Wakil Menteri Keuangan Suahasil Nazara menyatakan, industri asuransi nasional perlu mulai mempertimbangkan menyebar pertanggungan risiko ke luar negeri. Sehingga pada saatnya, risiko tidak hanya berputar di dalam negeri saja.

"Namun sebagian risiko seyogianya bisa kita channel luar domestik. Dengan demikian sebagian risiko di domestik tidak harus di-handle oleh domestik, tapi juga mendapatkan kontribusi dari dunia internasional," jelas Suahasil dalam IndonesiaRe International Conference (IIC) 2022 bertema Reinsurance and Economic Resilience: Dealing with Climate Change, Pandemic, and Geopolitical Challenges, dikutip Minggu (2/10/2022).

Menurut dia, Indonesia membutuhkan lebih banyak perusahaan reasuransi sehingga industri asuransi bisa tumbuh baik di masa mendatang. Namun pada saat bersamaan, reasuransi juga cukup seimbang dalam membawa risiko Indonesia ke dunia internasional.

Adapun pengalihan risiko ke luar negeri akan menimbulkan defisit neraca pembayaran lebih lebar di sektor asuransi. Oleh karenanya, perlu penguatan retensi disisi reasuransi nasional. Pada akhirnya selain menyeimbangkan neraca pembayaran, risiko dalam negeri juga bisa lebih tersebar untuk ditanggung pihak internasional.

Oleh karena itu, Kemenkeu mengundang pihak-pihak terkait untuk ikut serta memberi masukan dalam penyusunan Rancangan Undang-Undang Pengembangan dan Penguatan Sektor Keuangan (RUU P2SK) yang menjadi inisiatif DPR. Omnibus Law sektor keuangan itu diharapkan bisa turut mendorong perkembangan dari industri asuransi dan reasuransi.

"Saya berharap bahwa dunia reasuransi Indonesia dan sektor asuransi Indonesia akan dapat memberikan masukan dan memberikan perspektif dalam pengembangan industri asuransi dan reasuransi di Indonesia. Tentu nanti kita perlu menyusun struktur regulasi yang baik," kata Suahasil.

Dia menerangkan, belajar dari pengalaman pandemi Covid-19, diperlukan suatu inisiatif menjaga pembangunan, menjaga ekonomi, menjaga dari berbagai macam risiko perekonomian. Karena itu, sektor asuransi menjadi sektor yang sangat penting untuk dijaga bersama.

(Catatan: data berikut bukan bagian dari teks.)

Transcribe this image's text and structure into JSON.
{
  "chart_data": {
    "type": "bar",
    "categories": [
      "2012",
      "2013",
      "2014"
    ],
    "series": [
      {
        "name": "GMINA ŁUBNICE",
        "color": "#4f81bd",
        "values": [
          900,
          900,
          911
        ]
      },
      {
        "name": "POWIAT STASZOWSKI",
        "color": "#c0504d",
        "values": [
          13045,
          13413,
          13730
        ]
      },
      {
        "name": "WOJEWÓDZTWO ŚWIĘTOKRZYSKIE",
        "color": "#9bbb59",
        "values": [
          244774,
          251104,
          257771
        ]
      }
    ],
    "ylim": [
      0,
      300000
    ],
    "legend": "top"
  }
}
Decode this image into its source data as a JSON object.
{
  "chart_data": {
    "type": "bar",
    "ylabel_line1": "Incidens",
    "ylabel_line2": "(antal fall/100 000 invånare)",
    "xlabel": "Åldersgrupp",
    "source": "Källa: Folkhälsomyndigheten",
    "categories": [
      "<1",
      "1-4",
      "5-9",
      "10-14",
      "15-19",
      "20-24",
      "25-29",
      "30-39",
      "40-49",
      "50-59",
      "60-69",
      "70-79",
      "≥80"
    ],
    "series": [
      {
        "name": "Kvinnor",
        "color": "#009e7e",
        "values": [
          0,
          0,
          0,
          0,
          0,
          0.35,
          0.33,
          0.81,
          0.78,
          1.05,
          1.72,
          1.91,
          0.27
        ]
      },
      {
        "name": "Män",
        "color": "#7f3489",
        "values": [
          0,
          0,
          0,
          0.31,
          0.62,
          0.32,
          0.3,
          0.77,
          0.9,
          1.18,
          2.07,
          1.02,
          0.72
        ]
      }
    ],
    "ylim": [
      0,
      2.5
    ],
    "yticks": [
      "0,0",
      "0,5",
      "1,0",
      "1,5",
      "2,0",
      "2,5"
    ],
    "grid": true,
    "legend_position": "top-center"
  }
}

Adapun salah satu ekosistem di dalam sektor asuransi adalah perusahaan reasuransi. Perusahaan reasuransi menjadi tempat untuk melakukan pooling risiko di antara perusahaan-perusahaan asuransi. "Untuk kasus Indonesia, menjadi sangat penting untuk memiliki perusahaan reasuransi yang baik karena dunia asuransi Indonesia akan masih terus meningkat," kata dia.

Ketika risiko yang dihadapi perusahaan-perusahaan asuransi dilakukan pooling pengalihan kepada perusahan reasuransi, maka perusahaan reasuransi juga harus menjadi sangat sehat. Kemenkeu mengajak industri reasuransi untuk terus melihat praktik-praktik terbaik di dunia internasional menyangkut cara mengelola perusahaan reasuransi yang baik di tingkat nasional.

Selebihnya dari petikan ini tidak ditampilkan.